Stephen Hawking has drawn the ire of former Growing Pains star and active celebrity Christian evangelist Kirk Cameron.
If you happened to miss it, British theoretical physicist and cosmologist Stephen Hawking made some comments about death, Christianity and the afterlife in an interview with the Guardian this week.
Stephen Hawking, thought of by many as one of the premier thinkers of our time, was diagnosed with motor neurone disease when he was 21. He has outlived his expected life span with the disease by many years now, so it is fitting that he has some thoughts on death and the afterlife.
In the interview with the Guardian, Hawking scoffs at the idea of life after death, regarding it as a fairy tale. He likens the brain to a machine that simply stops working upon death.
I have lived with the prospect of an early death for the last 49 years. I'm not afraid of death, but I'm in no hurry to die. I have so much I want to do first.

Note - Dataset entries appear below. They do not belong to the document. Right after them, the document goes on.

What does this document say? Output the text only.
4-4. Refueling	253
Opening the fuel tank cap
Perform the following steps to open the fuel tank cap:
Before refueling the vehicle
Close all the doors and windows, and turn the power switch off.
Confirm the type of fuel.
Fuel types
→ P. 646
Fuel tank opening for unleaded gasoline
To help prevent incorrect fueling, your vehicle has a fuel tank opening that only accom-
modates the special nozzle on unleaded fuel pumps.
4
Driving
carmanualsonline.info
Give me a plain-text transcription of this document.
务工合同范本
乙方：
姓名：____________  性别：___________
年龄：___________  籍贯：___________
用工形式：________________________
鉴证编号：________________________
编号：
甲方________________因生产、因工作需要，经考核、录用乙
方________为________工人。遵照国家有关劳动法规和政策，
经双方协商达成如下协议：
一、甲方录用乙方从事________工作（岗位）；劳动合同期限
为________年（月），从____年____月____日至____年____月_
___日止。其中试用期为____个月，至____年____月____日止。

I regard the brain as a computer which will stop working when its components fail. There is no heaven or afterlife for broken down computers; that is a fairy story for people afraid of the dark.
These comments inflamed some Christians, as the existence of "heaven" is pretty central to their ideas regarding the meaning of life. Celebrity Christian activist Kirk Cameron has responded to Hawking in a Facebook note posted on his page entitled "About Stephen."
The note starts out with a jab at Hawking, suggested that his ideas might gain respect due to his medical condition. He proceeds to quote Sir Issac Newton and John Lennon. Check it out below. (Paragraph breaks added to promote smoother reading)
To say anything negative about Stephen Hawking is like bullying a blind man. He has an unfair disadvantage, and that gives him a free pass on some of his absurd ideas. Professor Hawking is heralded as "the genius of Britain," yet he believes in the scientific impossibility that nothing created everything (Sir Isaac Newton called atheism "senseless and odious") and that life sprang from non-life.
To speak on issues of science and violate it's essential laws is like playing checkers with a someone who changes the rules when he's losing. Why should anyone believe Mr. Hawking's writings if he cannot provide evidence for his unscientific belief that out of nothing, everything came? He says he knows there is no Heaven.
John Lennon wasn't sure. He said to pretend there's no Heaven. That's easy if you try. Then he said he hoped that someday we would join him. Such wishful thinking reveals John and Stephen's religious beliefs, not good science. They may imagine all they want, but I lost my faith in atheism long ago and prefer to stay within the realm of reality.